Coup de théâtre dans l’affaire Dani Alves : l’ex-joueur du PSG a été officiellement acquitté dans le dossier d’agression sexuelle qui le visait depuis décembre 2022. Après plus d’un an de tourmente judiciaire et une condamnation initiale à quatre ans et demi de prison, la justice espagnole vient de l’absoudre de toutes les charges. Ce retournement de situation, annoncé par la Cadena SER, relance le débat sur les preuves dans les affaires de violences sexuelles, tout en interpellant le monde du sport et les institutions judiciaires espagnoles.
Un dossier complexe, deux lectures opposées
Tout commence le 30 décembre 2022 dans une discothèque huppée de Barcelone. Dani Alves, alors sans club mais toujours figure emblématique du PSG et du FC Barcelone, est accusé par une jeune femme de l’avoir agressée sexuellement dans les toilettes d’un espace privé. L’onde de choc est immédiate et mondiale — les médias s’en emparent, la carrière du Brésilien s’effondre, et surtout, l’opinion publique se divise.
Une première audience juge les faits établis : malgré des témoignages contradictoires, Dani Alves est reconnu coupable d’agression sexuelle. Il est incarcéré, avant de bénéficier d’une libération sous caution quelques mois plus tard. Fin mars 2025, tout bascule : la Cour d’Appel du Tribunal de Justice de Catalogne revient sur la décision initiale. Le verdict ? Acquittement total.
Pourquoi ce revirement ? Selon les informations rapportées par la Cadena SER, la cour — composée de trois femmes et un homme — a estimé que le témoignage de la victime ne suffisait pas à lever la présomption d’innocence de l’ex-international brésilien. Les juges ont notamment pointé les incohérences dans la narration de la victime et leur contradiction avec les images de vidéo-surveillance.
Les images-clés qui ont tout changé
Le rôle de la vidéo-surveillance a été déterminant. Selon les magistrats, les images montrent un comportement réciproque entre Dani Alves et la plaignante, laissant penser à « un accord préalable » pour se rendre ensemble aux toilettes.

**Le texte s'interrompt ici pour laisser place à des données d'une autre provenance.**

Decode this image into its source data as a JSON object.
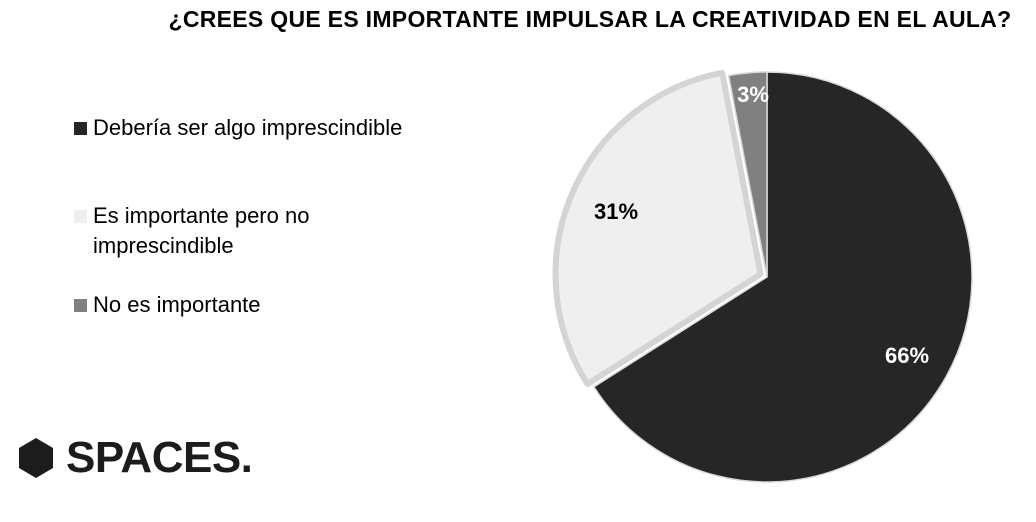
{
  "chart_data": {
    "type": "pie",
    "title": "¿CREES QUE ES IMPORTANTE IMPULSAR LA CREATIVIDAD EN EL AULA?",
    "categories": [
      "Debería ser algo imprescindible",
      "Es importante pero no imprescindible",
      "No es importante"
    ],
    "values": [
      66,
      31,
      3
    ],
    "data_labels": [
      "66%",
      "31%",
      "3%"
    ],
    "colors": [
      "#262626",
      "#efefef",
      "#808080"
    ],
    "label_colors": [
      "#ffffff",
      "#000000",
      "#ffffff"
    ],
    "legend_position": "left",
    "start_angle": "12 o'clock, clockwise"
  },
  "logo": {
    "text": "SPACES.",
    "icon": "hexagon-icon",
    "color": "#1c1c1c"
  }
}
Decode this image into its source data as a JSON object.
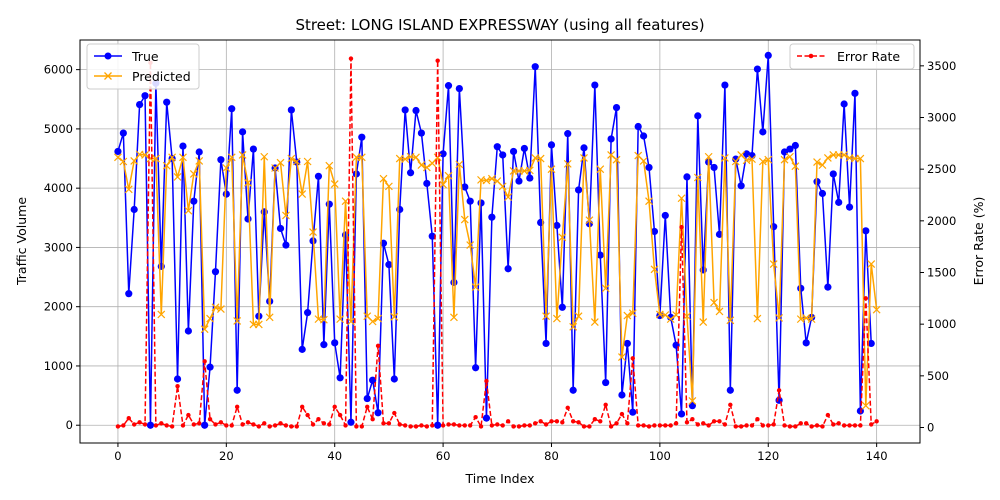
{
  "chart_data": {
    "type": "line",
    "title": "Street: LONG ISLAND EXPRESSWAY (using all features)",
    "xlabel": "Time Index",
    "ylabel_left": "Traffic Volume",
    "ylabel_right": "Error Rate (%)",
    "xlim": [
      -7,
      148
    ],
    "ylim_left": [
      -300,
      6500
    ],
    "ylim_right": [
      -150,
      3750
    ],
    "x_ticks": [
      "0",
      "20",
      "40",
      "60",
      "80",
      "100",
      "120",
      "140"
    ],
    "y_ticks_left": [
      "0",
      "1000",
      "2000",
      "3000",
      "4000",
      "5000",
      "6000"
    ],
    "y_ticks_right": [
      "0",
      "500",
      "1000",
      "1500",
      "2000",
      "2500",
      "3000",
      "3500"
    ],
    "grid": true,
    "legend_left": "top-left",
    "legend_right": "top-right",
    "series": [
      {
        "name": "True",
        "axis": "left",
        "color": "#0000ff",
        "marker": "circle",
        "values": [
          4620,
          4930,
          2220,
          3640,
          5410,
          5560,
          0,
          5770,
          2680,
          5450,
          4500,
          780,
          4710,
          1590,
          3780,
          4610,
          0,
          980,
          2590,
          4480,
          3900,
          5340,
          590,
          4950,
          3480,
          4660,
          1840,
          3600,
          2090,
          4340,
          3320,
          3040,
          5320,
          4440,
          1280,
          1900,
          3110,
          4200,
          1360,
          3730,
          1390,
          800,
          3210,
          50,
          4240,
          4860,
          450,
          760,
          210,
          3070,
          2710,
          780,
          3640,
          5320,
          4260,
          5310,
          4930,
          4080,
          3190,
          0,
          4580,
          5730,
          2410,
          5680,
          4020,
          3780,
          970,
          3750,
          120,
          3510,
          4700,
          4560,
          2640,
          4620,
          4120,
          4670,
          4170,
          6050,
          3420,
          1380,
          4730,
          3370,
          1990,
          4920,
          590,
          3970,
          4680,
          3400,
          5740,
          2870,
          720,
          4830,
          5360,
          510,
          1380,
          220,
          5040,
          4880,
          4350,
          3270,
          1850,
          3540,
          1820,
          1350,
          190,
          4190,
          330,
          5220,
          2620,
          4440,
          4350,
          3220,
          5740,
          590,
          4490,
          4040,
          4580,
          4550,
          6010,
          4950,
          6240,
          3350,
          420,
          4610,
          4660,
          4720,
          2310,
          1390,
          1820,
          4110,
          3910,
          2330,
          4240,
          3760,
          5420,
          3680,
          5600,
          240,
          3280,
          1380
        ]
      },
      {
        "name": "Predicted",
        "axis": "left",
        "color": "#ffa500",
        "marker": "x",
        "values": [
          4520,
          4450,
          3980,
          4460,
          4570,
          4560,
          4500,
          4500,
          1870,
          4380,
          4520,
          4190,
          4520,
          3620,
          4240,
          4460,
          1620,
          1800,
          1990,
          1960,
          4340,
          4520,
          1760,
          4560,
          4090,
          1700,
          1700,
          4530,
          1820,
          4340,
          4430,
          3540,
          4500,
          4450,
          3900,
          4450,
          3260,
          1790,
          1780,
          4380,
          4070,
          1790,
          3780,
          1750,
          4520,
          4520,
          1840,
          1750,
          1800,
          4160,
          4030,
          1830,
          4500,
          4490,
          4530,
          4520,
          4390,
          4350,
          4420,
          4520,
          4060,
          4210,
          1820,
          4400,
          3470,
          3040,
          2330,
          4140,
          4130,
          4160,
          4120,
          4030,
          3850,
          4290,
          4290,
          4290,
          4300,
          4510,
          4500,
          1840,
          4320,
          1800,
          3170,
          4410,
          1660,
          1840,
          4510,
          3460,
          1740,
          4320,
          2310,
          4560,
          4480,
          1150,
          1850,
          1890,
          4550,
          4460,
          3780,
          2630,
          1870,
          1860,
          1790,
          1860,
          3830,
          1840,
          410,
          4180,
          1740,
          4530,
          2070,
          1920,
          4510,
          1770,
          4450,
          4560,
          4470,
          4490,
          1800,
          4450,
          4480,
          2720,
          1810,
          4480,
          4530,
          4370,
          1790,
          1810,
          1790,
          4440,
          4390,
          4510,
          4560,
          4560,
          4560,
          4510,
          4500,
          4500,
          330,
          2720,
          1950
        ]
      },
      {
        "name": "Error Rate",
        "axis": "right",
        "color": "#ff0000",
        "marker": "dot",
        "dashed": true,
        "values": [
          10,
          20,
          90,
          30,
          50,
          30,
          3530,
          20,
          40,
          20,
          10,
          400,
          20,
          120,
          30,
          40,
          640,
          80,
          30,
          50,
          20,
          20,
          200,
          30,
          50,
          30,
          10,
          40,
          10,
          20,
          40,
          20,
          10,
          10,
          200,
          120,
          30,
          80,
          40,
          30,
          200,
          120,
          20,
          3570,
          10,
          10,
          200,
          80,
          790,
          40,
          40,
          140,
          30,
          20,
          10,
          10,
          20,
          10,
          20,
          3550,
          20,
          30,
          30,
          20,
          20,
          20,
          100,
          10,
          450,
          20,
          30,
          20,
          60,
          10,
          10,
          20,
          20,
          40,
          60,
          30,
          60,
          60,
          50,
          190,
          60,
          50,
          10,
          10,
          80,
          60,
          220,
          10,
          40,
          130,
          40,
          670,
          20,
          20,
          10,
          20,
          20,
          20,
          20,
          40,
          1940,
          50,
          80,
          30,
          40,
          20,
          60,
          60,
          30,
          220,
          10,
          10,
          20,
          20,
          80,
          20,
          20,
          30,
          360,
          20,
          10,
          10,
          40,
          40,
          10,
          20,
          10,
          120,
          30,
          40,
          20,
          20,
          20,
          20,
          1250,
          30,
          60
        ]
      }
    ]
  }
}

Ce détail, anodin en apparence, a totalement changé l’approche de la défense et de la cour d’appel.
Ajoutez à cela l’absence de témoins directs ou de preuves audio-visuelles à l’intérieur de la pièce où les faits auraient eu lieu, et la balance penchait nettement en faveur du Brésilien. La légèreté de la preuve a ainsi conduit la justice espagnole à annuler la condamnation initiale — un scénario rare vu la complexité de ce type d’affaires.
Si la cour a reconnu avoir pris en compte la gravité des accusations, elle a rappelé que, dans tout État de droit, la charge de la preuve incombe à l’accusation. L’acquittement de Dani Alves repose donc sur le principe fondamental de la présomption d’innocence, un pilier souvent mis à l’épreuve dans les affaires médiatisées.
Quel impact pour l’image du PSG et du football ?
Pour les supporters du PSG, cet épilogue judiciaire soulève des sentiments ambivalents. S’il est vrai que Dani Alves ne joue plus à Paris depuis 2019, son passage au club (2017-2019) reste associé à une époque marquée par de grands succès, dont un triplé national en 2018. Toutefois, l’affaire a écorné son image et, de manière indirecte, celle des institutions qui ont pu l’accueillir.
Cette affaire Alvès s’ajoute à une série de scandales récents impliquant d’anciens joueurs du PSG ou du football européen, plaçant les clubs face à une responsabilité sociétale croissante. À l’heure où le sport professionnel tente de se restructurer autour de valeurs d’exemplarité, ce type de dossier rappelle la fragilité de l’équilibre entre image publique, justice médiatique et vérité juridique.
À Paris comme ailleurs, le football ne peut désormais échapper à cet examen de conscience nécessaire. Et si Dani Alves sort juridiquement blanchi, l’affaire laisse des traces durables dans l’opinion et dans l’histoire récente du football.